Of course, it came out of the box minus the three big C batteries required to power it. But Irene had thought of everything — there they were in that little box I’d figured was fancy bath soap. Once I’d slid them into that wondrous new Emerson, my life was changed forever. No dancing Fisher-Price Groove-and-Glow BeatBo or Star Wars Rogue One Rapid Fire Imperial AT-ACT remote-controlled vehicle could possibly match the magic that paperback-size marvel generated: With one slide of its power switch, it brought all of teenage America into my bedroom in Streeter, North Dakota.

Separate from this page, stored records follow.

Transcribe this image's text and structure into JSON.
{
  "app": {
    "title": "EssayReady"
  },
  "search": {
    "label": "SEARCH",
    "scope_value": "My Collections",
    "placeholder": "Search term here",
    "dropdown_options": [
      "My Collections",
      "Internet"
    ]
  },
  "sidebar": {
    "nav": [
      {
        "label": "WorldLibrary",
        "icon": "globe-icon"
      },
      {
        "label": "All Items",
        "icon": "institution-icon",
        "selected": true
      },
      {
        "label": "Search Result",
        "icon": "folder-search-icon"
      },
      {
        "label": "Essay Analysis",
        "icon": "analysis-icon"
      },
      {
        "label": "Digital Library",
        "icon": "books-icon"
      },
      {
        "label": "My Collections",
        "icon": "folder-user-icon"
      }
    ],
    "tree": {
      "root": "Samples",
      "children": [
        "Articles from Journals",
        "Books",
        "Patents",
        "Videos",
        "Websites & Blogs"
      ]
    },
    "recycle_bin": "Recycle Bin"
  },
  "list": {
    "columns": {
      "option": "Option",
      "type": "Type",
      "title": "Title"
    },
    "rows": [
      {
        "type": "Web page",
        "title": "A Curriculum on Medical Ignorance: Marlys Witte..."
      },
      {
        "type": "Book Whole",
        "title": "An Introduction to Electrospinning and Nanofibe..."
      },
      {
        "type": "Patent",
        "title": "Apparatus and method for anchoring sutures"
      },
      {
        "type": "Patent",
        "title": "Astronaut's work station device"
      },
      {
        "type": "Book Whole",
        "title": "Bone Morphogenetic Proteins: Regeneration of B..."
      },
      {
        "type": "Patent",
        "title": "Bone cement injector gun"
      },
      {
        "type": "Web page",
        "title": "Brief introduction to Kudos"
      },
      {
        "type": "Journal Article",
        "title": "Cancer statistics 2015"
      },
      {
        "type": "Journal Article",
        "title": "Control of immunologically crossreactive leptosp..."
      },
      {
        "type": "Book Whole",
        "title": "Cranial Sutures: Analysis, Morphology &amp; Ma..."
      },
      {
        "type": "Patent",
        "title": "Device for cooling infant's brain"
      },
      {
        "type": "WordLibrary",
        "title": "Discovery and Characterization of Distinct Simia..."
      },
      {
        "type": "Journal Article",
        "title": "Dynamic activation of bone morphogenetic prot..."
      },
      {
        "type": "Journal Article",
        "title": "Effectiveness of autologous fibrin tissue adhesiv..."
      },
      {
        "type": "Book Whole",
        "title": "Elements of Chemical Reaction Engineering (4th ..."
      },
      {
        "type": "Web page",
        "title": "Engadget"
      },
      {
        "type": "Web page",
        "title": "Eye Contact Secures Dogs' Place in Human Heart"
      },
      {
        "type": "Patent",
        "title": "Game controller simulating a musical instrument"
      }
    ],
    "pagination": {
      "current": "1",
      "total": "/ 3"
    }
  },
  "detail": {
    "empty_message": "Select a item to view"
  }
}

No longer were my musical horizons bounded by my folks’ iron control over the AM tuner knob in the station wagon. Now, instead of sighing over their impossible square tastes — largely dominated by Jimmie Rodgers, Rosemary Clooney and Tennessee Ernie Ford — I was free to soar among the clear-channel stations my wireless radio could tease down from the sky.
On cold, clear winter nights like these, when atmospheric “skip” was strong, my imagination reached beyond KFYR in Bismarck and Jamestown’s KSJB to the big-time behemoths of the mid-American airwaves. With careful tuning and clever positioning on the bedroom windowsill, I could binge on KOMA and WLS and even KXOK in St. Louis. Not only that — thanks to the little earphone tucked into the package, I could listen to whatever music whenever I pleased at the bone-shaking volume I preferred. No more parental units calling, “Turn down that ungodly caterwauling!”
With control of my own soundtrack, I happily joined the AM cults of stations closer to my own neck of the woods — Orly Knutson, Wee Windy Winslow, Ron Ripley … even K-Fire’s since-disgraced Father John with his popular “Padre’s Platters.” Not only that. I could dial up apocalyptic shivers on Sunday night with Leo Landsberger’s weekly John Birch Society rants; catch up with who was in the hospital on the morning broadcasts of Rev. and Mrs. N.E. McCoy; or listen closely to Bobby Gaye’s corny Saturday song dedications, propelled largely by the kind of pranks propagated by sly teenage miscreants of my day.
Its sound was scratchy. It was too big to carry in my purse or pocket. It drained batteries faster than you could empty a sinkful of dishwater. But that radio gave new meaning to the words “battery-powered” — tangible, dependable proof that a braver, louder, faster, more audacious world was waiting whenever you turned it on … piped directly down from the distant stars.